School board members are urging the Pittsburgh Marathon to drop Chick-fil-A as the lead sponsor for its one-mile children’s race next May because of the restaurant CEO’s years-old comments on same-sex marriage.
In a letter to the marathon’s organizers, all nine council members asked that the funding partnership be canceled, according to the Pittsburgh Post-Gazette.
Traditionally, Pittsburgh Public Schools organize the teams for the kids’ run, but the marathon’s staff will have to come up with another plan if the school board’s resolution, which bars district and school employees from participating in any “official capacity” in the event, passes this week.

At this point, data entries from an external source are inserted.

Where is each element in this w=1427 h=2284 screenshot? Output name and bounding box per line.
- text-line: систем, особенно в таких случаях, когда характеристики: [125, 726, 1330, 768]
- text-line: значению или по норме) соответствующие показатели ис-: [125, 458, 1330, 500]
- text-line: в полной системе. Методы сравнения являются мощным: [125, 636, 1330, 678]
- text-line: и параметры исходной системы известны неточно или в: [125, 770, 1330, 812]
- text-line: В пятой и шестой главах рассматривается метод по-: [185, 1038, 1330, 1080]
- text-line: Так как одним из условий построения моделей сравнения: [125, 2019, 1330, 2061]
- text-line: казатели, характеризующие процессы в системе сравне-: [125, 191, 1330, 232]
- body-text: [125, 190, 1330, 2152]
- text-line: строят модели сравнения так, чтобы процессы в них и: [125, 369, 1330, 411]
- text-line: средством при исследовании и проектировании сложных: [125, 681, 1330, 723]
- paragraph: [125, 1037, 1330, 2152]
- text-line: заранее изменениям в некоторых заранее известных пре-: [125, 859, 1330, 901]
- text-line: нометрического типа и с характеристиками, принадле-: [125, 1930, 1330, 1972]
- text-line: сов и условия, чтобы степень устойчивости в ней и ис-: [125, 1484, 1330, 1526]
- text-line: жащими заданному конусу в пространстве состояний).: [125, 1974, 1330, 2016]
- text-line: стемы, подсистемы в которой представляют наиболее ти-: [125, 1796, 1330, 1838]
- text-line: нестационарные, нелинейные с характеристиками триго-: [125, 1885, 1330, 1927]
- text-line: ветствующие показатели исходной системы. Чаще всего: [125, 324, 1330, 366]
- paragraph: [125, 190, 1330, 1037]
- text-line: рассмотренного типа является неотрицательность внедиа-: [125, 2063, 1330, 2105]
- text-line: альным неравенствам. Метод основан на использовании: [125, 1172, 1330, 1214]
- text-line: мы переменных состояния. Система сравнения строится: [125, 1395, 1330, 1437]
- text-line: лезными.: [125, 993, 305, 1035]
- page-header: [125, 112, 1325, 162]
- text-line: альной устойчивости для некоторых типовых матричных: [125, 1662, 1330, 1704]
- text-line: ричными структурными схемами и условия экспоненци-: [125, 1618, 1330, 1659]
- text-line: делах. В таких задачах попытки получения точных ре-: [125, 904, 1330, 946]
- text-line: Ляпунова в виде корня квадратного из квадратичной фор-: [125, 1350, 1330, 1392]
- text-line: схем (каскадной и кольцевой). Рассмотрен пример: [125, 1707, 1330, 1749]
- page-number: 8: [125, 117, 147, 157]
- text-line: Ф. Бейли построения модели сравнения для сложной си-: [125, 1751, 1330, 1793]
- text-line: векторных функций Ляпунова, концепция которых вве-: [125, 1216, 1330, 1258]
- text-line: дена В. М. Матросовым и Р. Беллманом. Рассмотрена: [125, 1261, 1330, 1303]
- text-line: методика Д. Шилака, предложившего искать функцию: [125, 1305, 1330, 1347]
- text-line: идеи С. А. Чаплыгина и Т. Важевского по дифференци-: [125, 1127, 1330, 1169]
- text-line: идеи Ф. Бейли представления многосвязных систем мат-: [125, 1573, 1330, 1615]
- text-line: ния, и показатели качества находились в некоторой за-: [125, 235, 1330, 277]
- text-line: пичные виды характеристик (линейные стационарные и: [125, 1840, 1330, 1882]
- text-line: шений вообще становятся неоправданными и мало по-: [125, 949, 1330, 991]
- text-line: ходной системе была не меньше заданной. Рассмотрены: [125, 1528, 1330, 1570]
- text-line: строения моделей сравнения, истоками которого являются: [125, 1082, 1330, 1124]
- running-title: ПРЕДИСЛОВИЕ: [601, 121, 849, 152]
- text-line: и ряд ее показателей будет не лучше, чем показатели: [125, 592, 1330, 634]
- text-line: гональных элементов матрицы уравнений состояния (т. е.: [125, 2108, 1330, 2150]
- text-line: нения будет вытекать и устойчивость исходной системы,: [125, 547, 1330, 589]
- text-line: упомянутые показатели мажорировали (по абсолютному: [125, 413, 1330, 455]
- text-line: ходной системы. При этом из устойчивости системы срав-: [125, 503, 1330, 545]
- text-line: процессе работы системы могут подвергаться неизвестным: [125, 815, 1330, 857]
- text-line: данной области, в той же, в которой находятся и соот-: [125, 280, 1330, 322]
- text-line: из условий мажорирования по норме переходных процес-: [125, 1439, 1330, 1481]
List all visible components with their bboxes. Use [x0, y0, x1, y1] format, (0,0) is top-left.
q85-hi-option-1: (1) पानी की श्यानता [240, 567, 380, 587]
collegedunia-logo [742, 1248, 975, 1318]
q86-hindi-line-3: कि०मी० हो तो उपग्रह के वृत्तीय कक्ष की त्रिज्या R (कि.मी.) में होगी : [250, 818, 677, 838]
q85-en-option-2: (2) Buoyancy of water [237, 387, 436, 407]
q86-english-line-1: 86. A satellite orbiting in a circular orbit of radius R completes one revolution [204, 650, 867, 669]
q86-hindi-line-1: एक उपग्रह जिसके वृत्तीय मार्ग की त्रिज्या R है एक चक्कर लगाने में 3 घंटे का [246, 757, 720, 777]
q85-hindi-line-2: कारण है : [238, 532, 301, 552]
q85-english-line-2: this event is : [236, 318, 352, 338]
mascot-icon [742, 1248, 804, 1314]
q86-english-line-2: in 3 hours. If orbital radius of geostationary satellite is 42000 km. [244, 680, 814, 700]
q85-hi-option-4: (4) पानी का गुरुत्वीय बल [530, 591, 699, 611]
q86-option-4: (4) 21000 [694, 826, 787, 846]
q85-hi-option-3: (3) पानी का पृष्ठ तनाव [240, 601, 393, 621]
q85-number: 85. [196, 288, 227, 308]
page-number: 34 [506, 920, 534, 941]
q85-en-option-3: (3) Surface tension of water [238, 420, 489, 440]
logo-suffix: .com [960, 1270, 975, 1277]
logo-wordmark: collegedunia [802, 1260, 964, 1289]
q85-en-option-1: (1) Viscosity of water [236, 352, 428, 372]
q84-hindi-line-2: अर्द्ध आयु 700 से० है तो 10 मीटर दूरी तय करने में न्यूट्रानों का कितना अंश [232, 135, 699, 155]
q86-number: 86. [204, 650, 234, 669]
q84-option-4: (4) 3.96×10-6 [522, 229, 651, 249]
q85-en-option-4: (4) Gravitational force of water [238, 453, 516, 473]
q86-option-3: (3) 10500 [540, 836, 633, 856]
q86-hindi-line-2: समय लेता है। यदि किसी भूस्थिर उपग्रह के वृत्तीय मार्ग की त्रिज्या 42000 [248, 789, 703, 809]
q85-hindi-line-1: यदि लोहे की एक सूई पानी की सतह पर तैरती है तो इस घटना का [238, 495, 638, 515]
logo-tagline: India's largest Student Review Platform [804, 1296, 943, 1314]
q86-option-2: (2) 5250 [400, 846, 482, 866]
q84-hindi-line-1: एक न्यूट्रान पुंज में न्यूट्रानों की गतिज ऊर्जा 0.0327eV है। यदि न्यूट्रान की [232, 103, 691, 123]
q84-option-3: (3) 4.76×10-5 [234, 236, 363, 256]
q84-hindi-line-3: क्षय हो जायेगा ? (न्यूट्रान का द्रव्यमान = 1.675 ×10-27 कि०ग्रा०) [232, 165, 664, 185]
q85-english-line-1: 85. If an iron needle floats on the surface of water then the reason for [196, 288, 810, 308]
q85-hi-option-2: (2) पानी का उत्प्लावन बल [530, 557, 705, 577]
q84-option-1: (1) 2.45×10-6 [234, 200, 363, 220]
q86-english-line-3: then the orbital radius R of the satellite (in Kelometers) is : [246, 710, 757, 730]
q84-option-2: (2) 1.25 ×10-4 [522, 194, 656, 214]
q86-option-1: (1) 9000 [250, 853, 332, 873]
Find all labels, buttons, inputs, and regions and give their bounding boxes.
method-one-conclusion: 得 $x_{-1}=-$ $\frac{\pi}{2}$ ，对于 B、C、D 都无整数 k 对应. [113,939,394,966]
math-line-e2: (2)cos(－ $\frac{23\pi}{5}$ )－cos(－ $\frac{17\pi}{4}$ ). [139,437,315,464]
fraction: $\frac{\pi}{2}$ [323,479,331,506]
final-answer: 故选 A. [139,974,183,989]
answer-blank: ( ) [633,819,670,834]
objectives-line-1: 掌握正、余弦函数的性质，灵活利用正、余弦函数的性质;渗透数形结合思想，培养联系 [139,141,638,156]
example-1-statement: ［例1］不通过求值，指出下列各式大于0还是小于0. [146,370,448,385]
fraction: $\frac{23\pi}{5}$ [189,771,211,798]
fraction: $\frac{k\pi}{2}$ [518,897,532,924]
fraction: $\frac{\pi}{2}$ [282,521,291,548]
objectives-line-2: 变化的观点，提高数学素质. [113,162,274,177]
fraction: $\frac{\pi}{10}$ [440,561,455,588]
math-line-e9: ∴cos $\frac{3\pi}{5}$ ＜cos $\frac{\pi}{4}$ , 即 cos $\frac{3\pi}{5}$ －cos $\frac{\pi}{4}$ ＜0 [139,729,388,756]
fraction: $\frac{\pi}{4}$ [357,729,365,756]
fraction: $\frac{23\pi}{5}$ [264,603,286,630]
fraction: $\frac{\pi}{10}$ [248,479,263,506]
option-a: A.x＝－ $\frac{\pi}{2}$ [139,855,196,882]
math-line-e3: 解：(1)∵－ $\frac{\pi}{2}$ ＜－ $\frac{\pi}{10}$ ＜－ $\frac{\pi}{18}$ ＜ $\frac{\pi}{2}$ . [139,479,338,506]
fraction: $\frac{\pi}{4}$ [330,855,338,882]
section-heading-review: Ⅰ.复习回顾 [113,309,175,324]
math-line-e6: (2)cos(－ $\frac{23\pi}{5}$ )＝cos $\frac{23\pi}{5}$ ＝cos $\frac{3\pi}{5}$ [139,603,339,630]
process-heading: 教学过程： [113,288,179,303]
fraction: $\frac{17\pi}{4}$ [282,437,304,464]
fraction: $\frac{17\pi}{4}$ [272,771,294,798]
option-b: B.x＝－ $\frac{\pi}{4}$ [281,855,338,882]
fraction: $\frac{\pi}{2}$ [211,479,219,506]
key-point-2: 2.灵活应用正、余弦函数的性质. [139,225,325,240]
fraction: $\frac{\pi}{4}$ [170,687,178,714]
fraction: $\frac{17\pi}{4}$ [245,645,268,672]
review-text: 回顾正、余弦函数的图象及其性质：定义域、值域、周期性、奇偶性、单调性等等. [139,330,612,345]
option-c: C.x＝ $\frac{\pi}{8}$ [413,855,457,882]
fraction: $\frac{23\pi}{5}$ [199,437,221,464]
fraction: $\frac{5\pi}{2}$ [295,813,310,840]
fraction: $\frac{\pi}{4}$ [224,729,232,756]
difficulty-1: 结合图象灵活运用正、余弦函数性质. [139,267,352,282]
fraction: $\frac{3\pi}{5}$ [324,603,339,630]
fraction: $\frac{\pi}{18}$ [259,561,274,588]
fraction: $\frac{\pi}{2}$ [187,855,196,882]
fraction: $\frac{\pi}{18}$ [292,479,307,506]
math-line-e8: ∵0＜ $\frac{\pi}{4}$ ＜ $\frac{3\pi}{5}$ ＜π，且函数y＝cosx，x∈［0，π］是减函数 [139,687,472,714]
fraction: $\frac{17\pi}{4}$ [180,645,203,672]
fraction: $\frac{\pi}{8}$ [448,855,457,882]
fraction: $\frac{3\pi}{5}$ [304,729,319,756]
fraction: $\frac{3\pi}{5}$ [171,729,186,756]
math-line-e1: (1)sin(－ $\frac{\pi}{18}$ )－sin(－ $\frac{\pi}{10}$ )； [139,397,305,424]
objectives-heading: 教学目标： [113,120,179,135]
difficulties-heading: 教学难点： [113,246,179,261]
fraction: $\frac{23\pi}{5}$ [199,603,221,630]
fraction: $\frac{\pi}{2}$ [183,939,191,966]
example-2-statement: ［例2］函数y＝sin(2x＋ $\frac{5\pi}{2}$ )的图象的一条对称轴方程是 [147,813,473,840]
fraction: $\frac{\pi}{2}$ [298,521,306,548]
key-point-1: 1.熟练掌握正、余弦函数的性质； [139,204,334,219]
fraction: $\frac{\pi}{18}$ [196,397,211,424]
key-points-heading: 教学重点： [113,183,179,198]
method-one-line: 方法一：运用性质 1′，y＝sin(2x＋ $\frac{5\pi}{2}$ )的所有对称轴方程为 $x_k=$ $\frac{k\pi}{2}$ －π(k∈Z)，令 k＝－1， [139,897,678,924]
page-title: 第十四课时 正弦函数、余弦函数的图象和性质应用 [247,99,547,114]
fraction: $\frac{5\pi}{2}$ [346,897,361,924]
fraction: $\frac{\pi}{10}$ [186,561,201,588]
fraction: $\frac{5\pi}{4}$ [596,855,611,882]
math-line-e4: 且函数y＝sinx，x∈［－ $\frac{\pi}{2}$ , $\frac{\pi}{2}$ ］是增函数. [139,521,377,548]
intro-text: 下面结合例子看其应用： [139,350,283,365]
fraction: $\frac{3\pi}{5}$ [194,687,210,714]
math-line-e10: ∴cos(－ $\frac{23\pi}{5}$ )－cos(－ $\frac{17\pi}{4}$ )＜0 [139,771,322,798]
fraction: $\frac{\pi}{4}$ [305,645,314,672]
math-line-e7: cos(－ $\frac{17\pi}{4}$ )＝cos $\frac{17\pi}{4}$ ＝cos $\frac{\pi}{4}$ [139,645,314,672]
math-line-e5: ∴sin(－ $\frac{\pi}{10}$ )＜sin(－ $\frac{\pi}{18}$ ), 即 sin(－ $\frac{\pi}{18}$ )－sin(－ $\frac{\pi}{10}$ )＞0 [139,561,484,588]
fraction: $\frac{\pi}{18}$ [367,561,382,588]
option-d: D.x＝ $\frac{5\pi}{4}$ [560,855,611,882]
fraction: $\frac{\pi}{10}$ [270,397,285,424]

The fuss over the Chick-fil-A sponsorship came as a result of CEO Dan Cathy’s 2012 comments, when he voiced his personal — not professional — opposition to gay marriage.
“We’re inviting God’s judgment on our nation when we shake our fist at him and say we know better than you as to what constitutes a marriage,” he said at the time. “And I pray God’s mercy on our generation that has such a prideful, arrogant attitude that thinks we have the audacity to redefine what marriage is all about.”
It should be noted, of course, Chick-fil-A has a strict anti-discrimination policy and hires people of all ethnicities, religions and sexual orientations. In 2013, Cathy noted that, while his personal views on marriage remain the same, it would be “the wiser thing” for his fast-food eatery to “stay focused on customer service.”
Nevertheless, the Pittsburgh School Board wants the marathon’s partnership with Chick-fil-A booted over an inaccurate understanding of the franchise’s policies.
“They have several beliefs, which they’ve expressed officially, largely through religious basis, that are quite discriminatory and are quite inconsistent with the district’s policies regarding discrimination on the basis of gender, race, etc.,” Ira Weiss, the school solicitor, said.
City council member Erika Strassburger said the promotion of Chick-fil-A at the children’s race “would be perceived to espouse bigotry and hate.”
“This is really about the children and about sending the message to the children of Pittsburgh, and really to everyone, that Pittsburgh, as far as city council is concerned, is welcoming and inclusive for everyone,” she added.
Faithwire reached out to Chick-fil-A’s press office, but did not hear back by press time. If a representative responds, their statement will be added to this story.